How (not) to get your email list ready for GDPR

The General Data Protection Regulation (GDPR) comes into force in the European Union on 25 May 2018. The countdown clock on this website can tell you, to the second, exactly how long you’ve got to get your marketing database ready.

Judging from my inbox, some marketing teams have just spotted this deadline. For example, Source recruitment wrote to me last week.

We are doing all the prep work to ensure we comply with the upcoming GDPR legislation as we take data protection extremely seriously...Whether you are still actively looking or just window shopping and wanting to be kept abreast of opportunities, to continue to keep your details on our database, we need your permission to do so.

I’m guessing they’re paying attention to step 7 in the ICO's GDPR checklist (since removed from their site).

You should review how you seek, record and manage consent and whether you need to make any changes. Refresh existing consents now if they don’t meet the GDPR standard.

Source did a decent job here, offering a couple of simple options: either stay on their list (and update my details) or ask to be removed. They were super-clear on what they were asking for permission to do, and for a bonus point, they set a time limit on how long I’d stay on, if I stayed. The only thing that would have been nicer is to say what would happen if I chose not to reply. I assume they will delete non-responders, but they don’t say so.

So that’s an excellent way to do it.

The very same day I got the Source email, I got an email from Brora.

A list cleaning email from Brora

Not sure why I got this, as I’m pretty sure I unsubscribed from Brora's emails a long time ago. So let’s have another go at unsubscribing…

If you have an online account, please log in and update these preferences.

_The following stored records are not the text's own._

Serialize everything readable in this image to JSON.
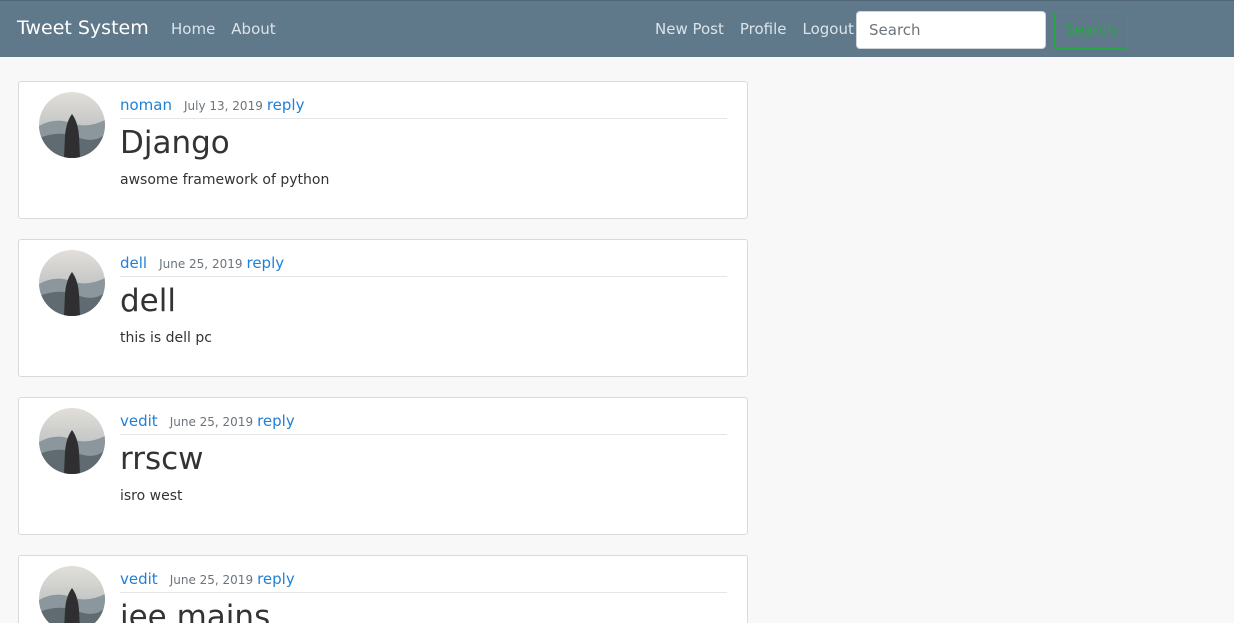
{
  "navbar": {
    "brand": "Tweet System",
    "links_left": [
      "Home",
      "About"
    ],
    "links_right": [
      "New Post",
      "Profile",
      "Logout"
    ],
    "search_placeholder": "Search",
    "search_button": "Search",
    "background_color": "#5f788a",
    "search_button_color": "#28a745"
  },
  "posts": [
    {
      "author": "noman",
      "date": "July 13, 2019",
      "reply_label": "reply",
      "title": "Django",
      "body": "awsome framework of python"
    },
    {
      "author": "dell",
      "date": "June 25, 2019",
      "reply_label": "reply",
      "title": "dell",
      "body": "this is dell pc"
    },
    {
      "author": "vedit",
      "date": "June 25, 2019",
      "reply_label": "reply",
      "title": "rrscw",
      "body": "isro west"
    },
    {
      "author": "vedit",
      "date": "June 25, 2019",
      "reply_label": "reply",
      "title": "jee mains",
      "body": ""
    }
  ],
  "colors": {
    "link": "#1f80d8",
    "page_background": "#f8f8f8"
  }
}
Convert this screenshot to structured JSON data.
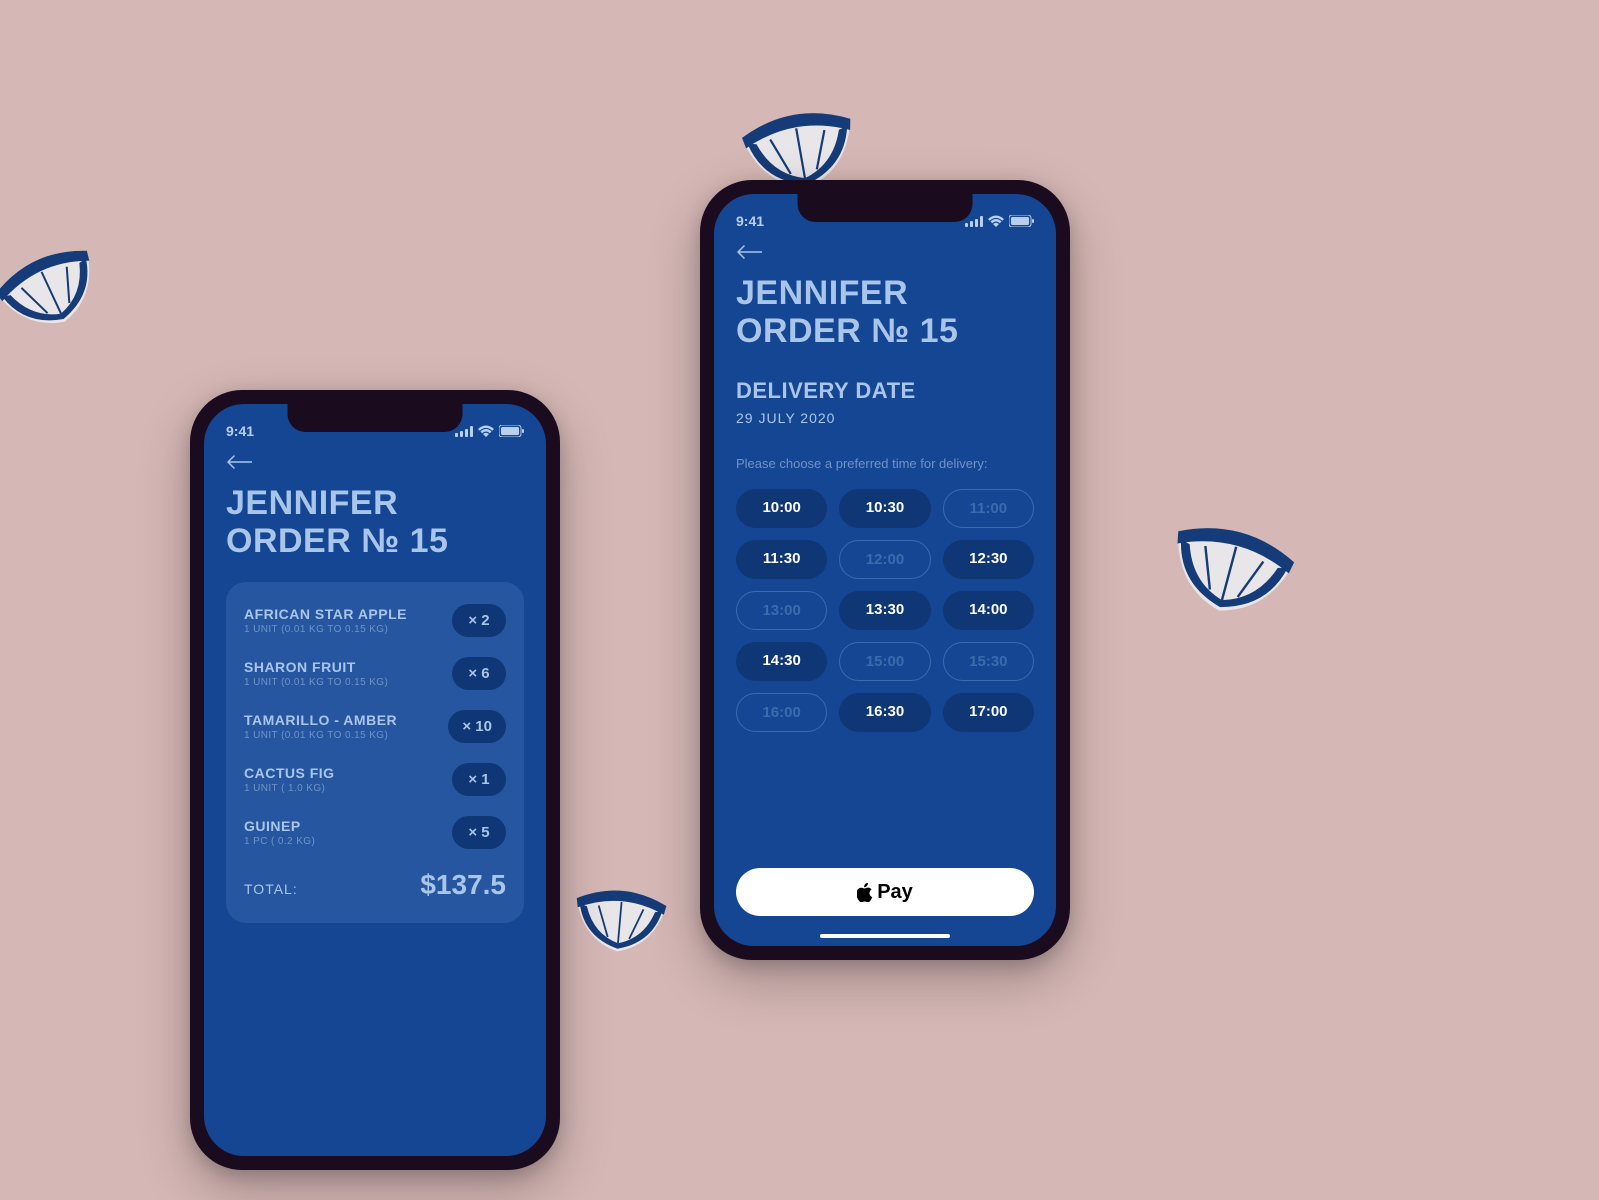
{
  "status": {
    "time": "9:41"
  },
  "left": {
    "title_line1": "JENNIFER",
    "title_line2": "ORDER № 15",
    "items": [
      {
        "name": "AFRICAN STAR APPLE",
        "desc": "1 UNIT (0.01 KG TO 0.15 KG)",
        "qty": "× 2"
      },
      {
        "name": "SHARON FRUIT",
        "desc": "1 UNIT (0.01 KG TO 0.15 KG)",
        "qty": "× 6"
      },
      {
        "name": "TAMARILLO - AMBER",
        "desc": "1 UNIT (0.01 KG TO 0.15 KG)",
        "qty": "× 10"
      },
      {
        "name": "CACTUS FIG",
        "desc": "1 UNIT ( 1.0 KG)",
        "qty": "× 1"
      },
      {
        "name": "GUINEP",
        "desc": "1 PC ( 0.2 KG)",
        "qty": "× 5"
      }
    ],
    "total_label": "TOTAL:",
    "total_amount": "$137.5"
  },
  "right": {
    "title_line1": "JENNIFER",
    "title_line2": "ORDER № 15",
    "delivery_title": "DELIVERY DATE",
    "delivery_date": "29 JULY 2020",
    "prompt": "Please choose a preferred time for delivery:",
    "times": [
      {
        "label": "10:00",
        "state": "available"
      },
      {
        "label": "10:30",
        "state": "available"
      },
      {
        "label": "11:00",
        "state": "disabled"
      },
      {
        "label": "11:30",
        "state": "available"
      },
      {
        "label": "12:00",
        "state": "disabled"
      },
      {
        "label": "12:30",
        "state": "available"
      },
      {
        "label": "13:00",
        "state": "disabled"
      },
      {
        "label": "13:30",
        "state": "available"
      },
      {
        "label": "14:00",
        "state": "available"
      },
      {
        "label": "14:30",
        "state": "available"
      },
      {
        "label": "15:00",
        "state": "disabled"
      },
      {
        "label": "15:30",
        "state": "disabled"
      },
      {
        "label": "16:00",
        "state": "disabled"
      },
      {
        "label": "16:30",
        "state": "available"
      },
      {
        "label": "17:00",
        "state": "available"
      }
    ],
    "pay_label": "Pay"
  }
}
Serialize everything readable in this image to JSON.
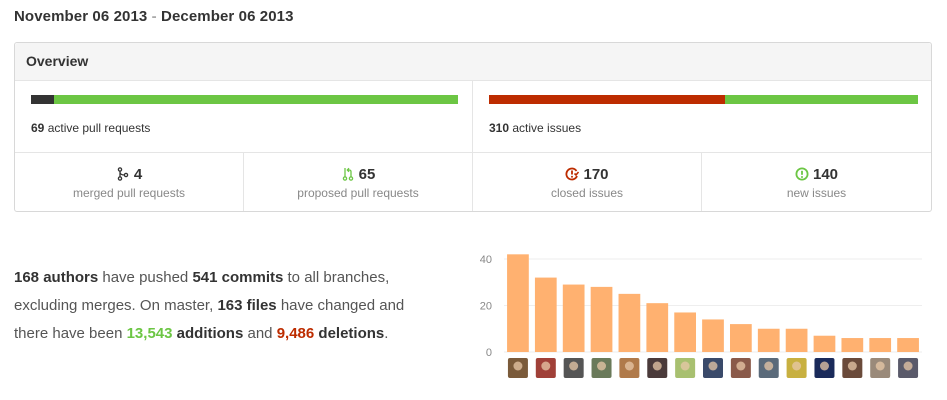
{
  "date_range": {
    "start": "November 06 2013",
    "separator": "-",
    "end": "December 06 2013"
  },
  "overview": {
    "title": "Overview",
    "pull_requests": {
      "count": "69",
      "label": "active pull requests",
      "merged_fraction": 0.055,
      "colors": [
        "#333333",
        "#6cc644"
      ]
    },
    "issues": {
      "count": "310",
      "label": "active issues",
      "closed_fraction": 0.55,
      "colors": [
        "#bd2c00",
        "#6cc644"
      ]
    },
    "stats": [
      {
        "icon": "merged-pr-icon",
        "value": "4",
        "label": "merged pull requests",
        "color": "#333333"
      },
      {
        "icon": "proposed-pr-icon",
        "value": "65",
        "label": "proposed pull requests",
        "color": "#6cc644"
      },
      {
        "icon": "closed-issue-icon",
        "value": "170",
        "label": "closed issues",
        "color": "#bd2c00"
      },
      {
        "icon": "new-issue-icon",
        "value": "140",
        "label": "new issues",
        "color": "#6cc644"
      }
    ]
  },
  "summary": {
    "authors": "168 authors",
    "t1": " have pushed ",
    "commits": "541 commits",
    "t2": " to all branches, excluding merges. On master, ",
    "files": "163 files",
    "t3": " have changed and there have been ",
    "additions_num": "13,543",
    "additions_word": " additions",
    "t4": " and ",
    "deletions_num": "9,486",
    "deletions_word": " deletions",
    "t5": "."
  },
  "chart_data": {
    "type": "bar",
    "yticks": [
      0,
      20,
      40
    ],
    "ylim": [
      0,
      43
    ],
    "values": [
      42,
      32,
      29,
      28,
      25,
      21,
      17,
      14,
      12,
      10,
      10,
      7,
      6,
      6,
      6
    ],
    "bar_color": "#ffb170",
    "xlabel": "",
    "ylabel": ""
  }
}
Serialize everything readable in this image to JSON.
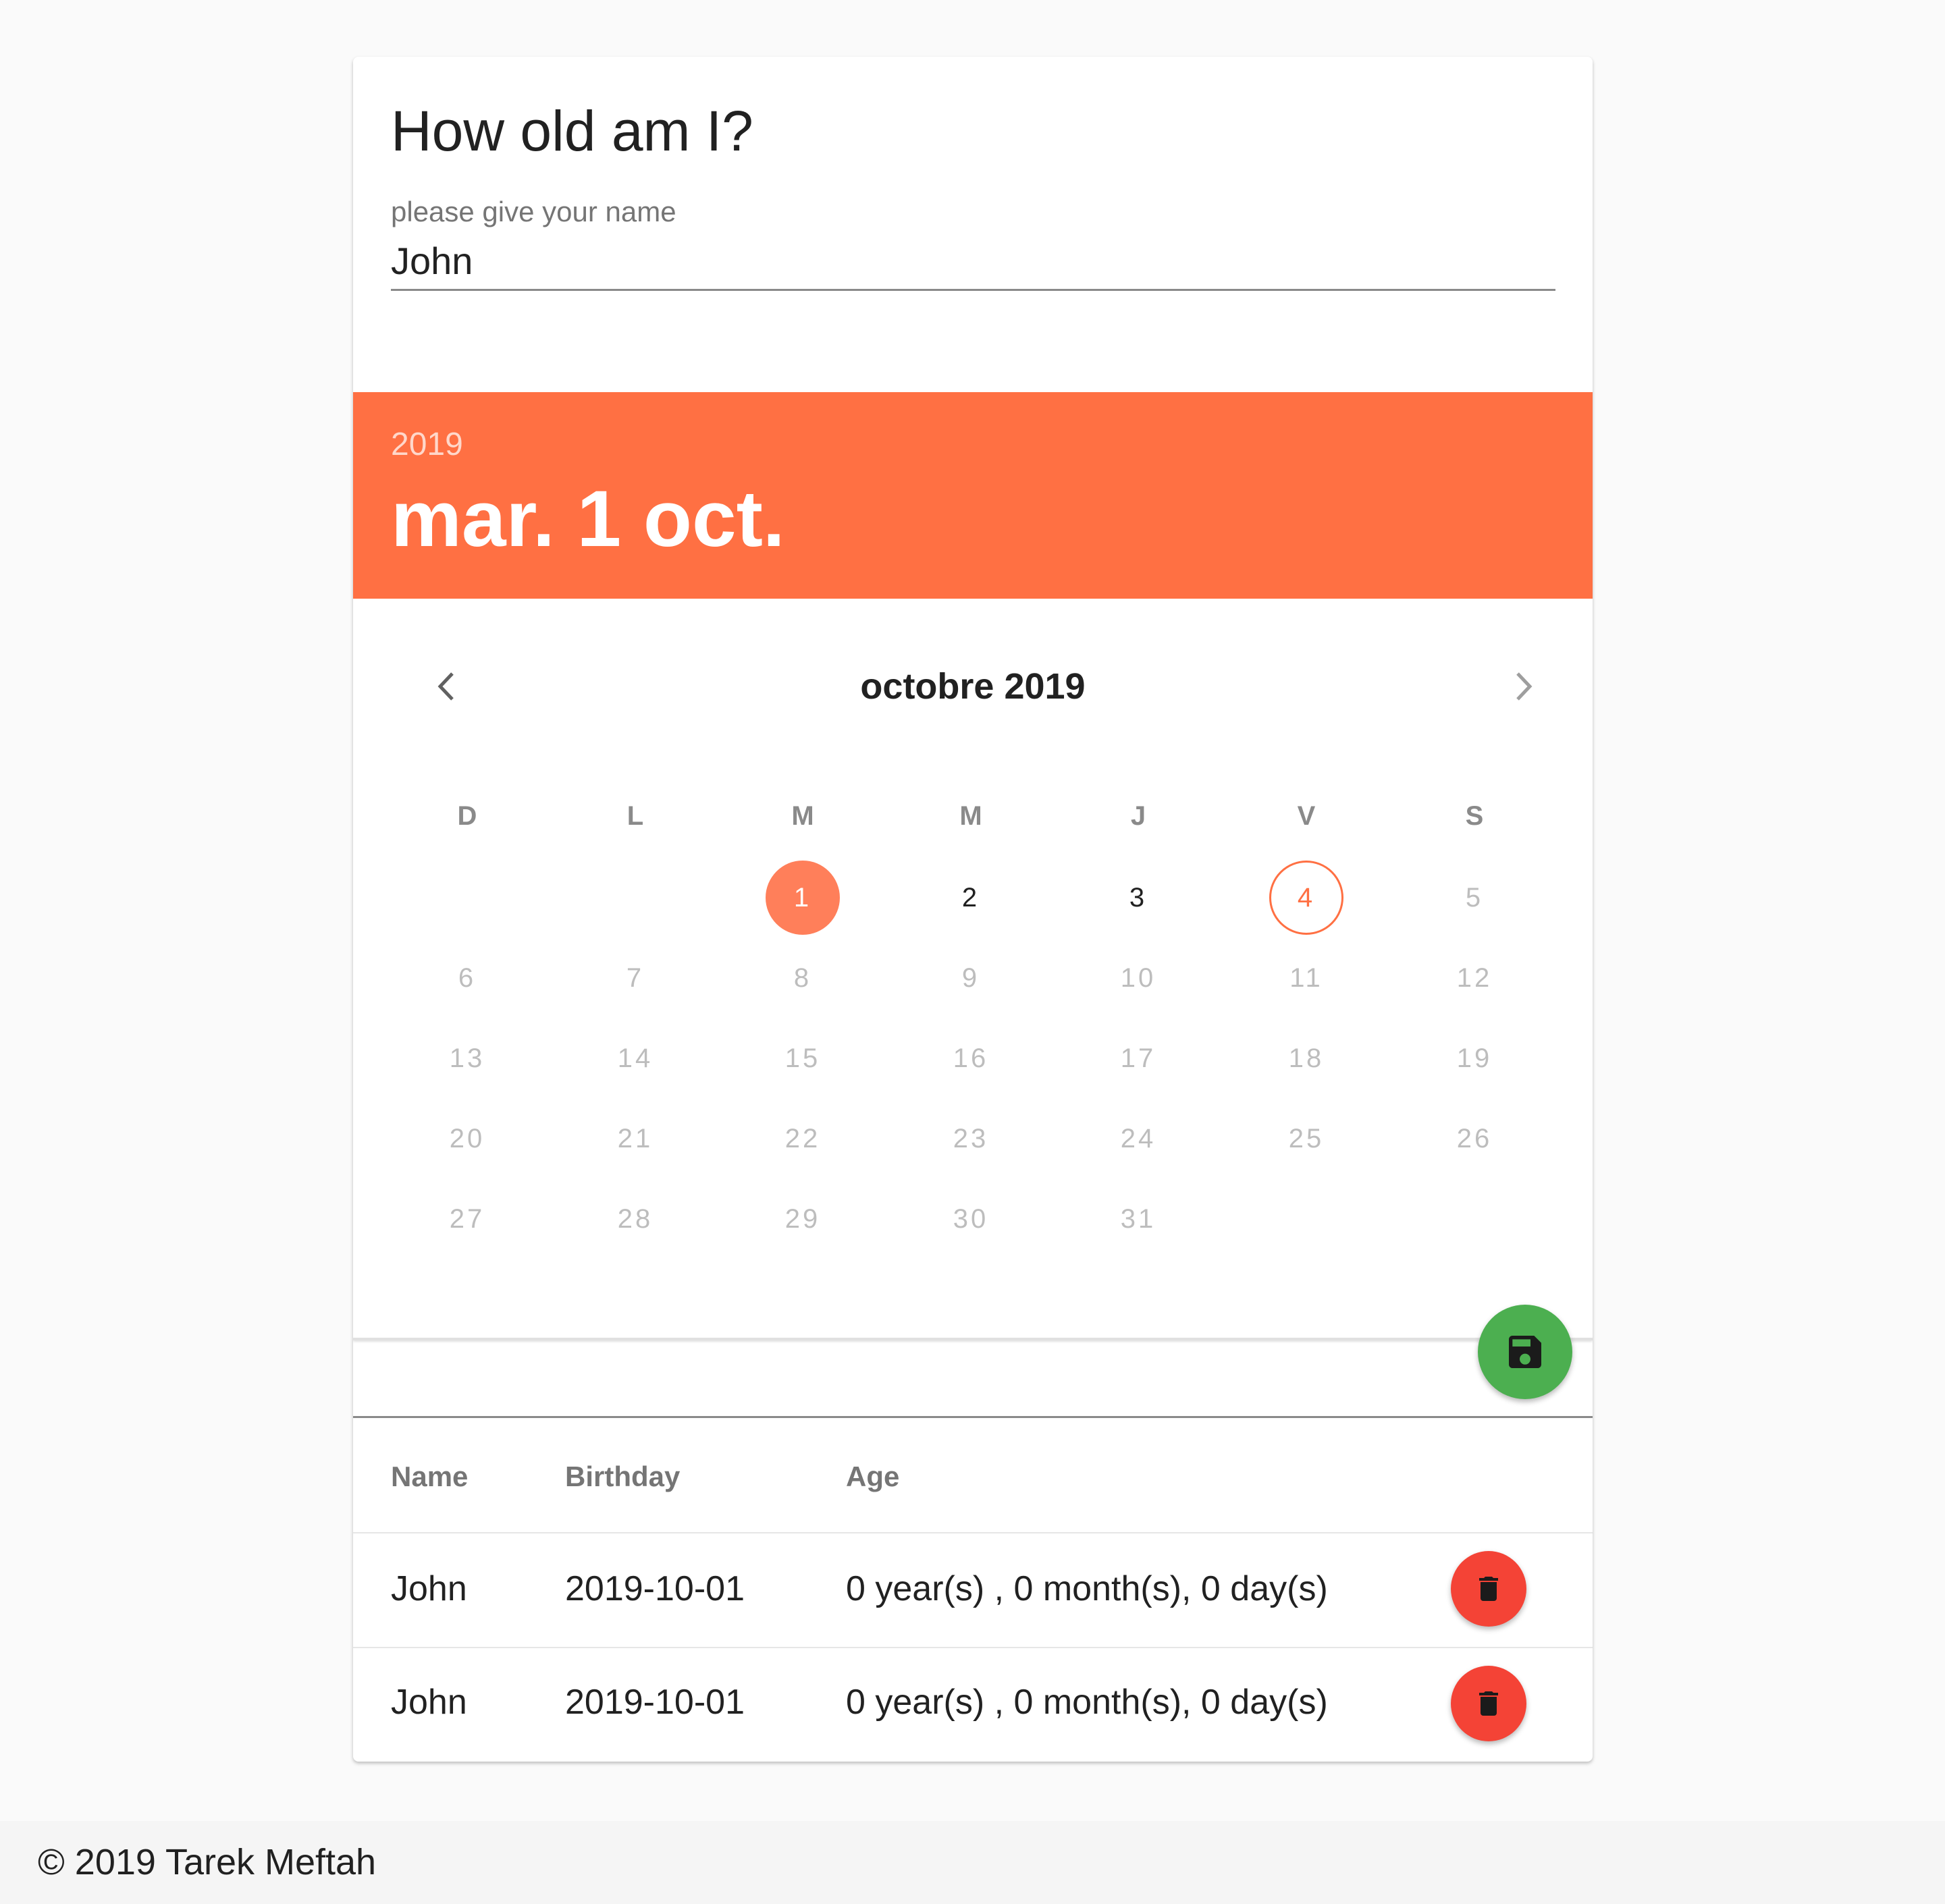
{
  "form": {
    "title": "How old am I?",
    "name_label": "please give your name",
    "name_value": "John"
  },
  "picker": {
    "header_year": "2019",
    "header_date": "mar. 1 oct.",
    "month_label": "octobre 2019",
    "weekdays": [
      "D",
      "L",
      "M",
      "M",
      "J",
      "V",
      "S"
    ],
    "days": [
      "1",
      "2",
      "3",
      "4",
      "5",
      "6",
      "7",
      "8",
      "9",
      "10",
      "11",
      "12",
      "13",
      "14",
      "15",
      "16",
      "17",
      "18",
      "19",
      "20",
      "21",
      "22",
      "23",
      "24",
      "25",
      "26",
      "27",
      "28",
      "29",
      "30",
      "31"
    ],
    "first_weekday_index": 2,
    "selected_day": "1",
    "today_day": "4",
    "enabled_days": [
      "1",
      "2",
      "3",
      "4"
    ],
    "accent_color": "#ff7043"
  },
  "save_button": {
    "icon": "floppy-disk-icon",
    "color": "#4caf50"
  },
  "table": {
    "headers": {
      "name": "Name",
      "birthday": "Birthday",
      "age": "Age"
    },
    "rows": [
      {
        "name": "John",
        "birthday": "2019-10-01",
        "age": "0 year(s) , 0 month(s), 0 day(s)"
      },
      {
        "name": "John",
        "birthday": "2019-10-01",
        "age": "0 year(s) , 0 month(s), 0 day(s)"
      }
    ],
    "delete_icon": "trash-icon",
    "delete_color": "#f44336"
  },
  "footer": {
    "text": "© 2019 Tarek Meftah"
  }
}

I have no idea if I have an online account. I last bought a sweater from Brora 5 or 6 years ago. I really can’t be bothered to go look on their website to check. (They haven’t provided a link to the account area, making this a less attractive choice. Sneaky.)

Alternatively, just click here to confirm your subscriptions in one easy step…

So I click.


Wait, what? I wanted to UNSUBSCRIBE. I didn’t realise ‘confirming my subscriptions’ meant resubscribing. I was expecting one of those pages you get where you can opt in or out, not an auto opt in.

This click-to-confirm was the only visible link in the whole email. There wasn’t even an unsubscribe link at the bottom. So I’m guessing this was the thing Brora wanted me to click.

I feel tricked. I certainly don’t feel like I gave informed consent.

This is precisely the kind of nonsense that GDPR is supposed to tackle. Whether it’s down to stupidity, or malice aforethought, Brora has ended up making things worse.

To add insult to injury, after I lingered on the confirmation page for maybe 30 seconds I got a massive newsletter popup. Hello! I JUST SIGNED UP! I didn’t mean to, admittedly, but I did.

Hilariously, after a couple more minutes, ANOTHER popup appeared “If you did not make a purchase today, what was it that stopped you?” Well, guys, that would be because I only visited your site because I was trying and failing to unsubscribe from your emails.

Too many popups from Brora

So hey Brora, if you take my privacy seriously as you say you do, then maybe send emails with an easy way to opt out, not an automatic opt-in. This is not getting informed consent. This is venturing dangerously close to dark pattern territory.

And why would you even want to do that? You just end up with a load of people on your list who don’t want to be there.

Source has a much smarter idea. Use your GDPR clean up to sort out your list and get rid of all the people who don’t want to be there. You have less data to manage, we get fewer emails. Much better for everyone.

None of the links in the post above are affiliate links.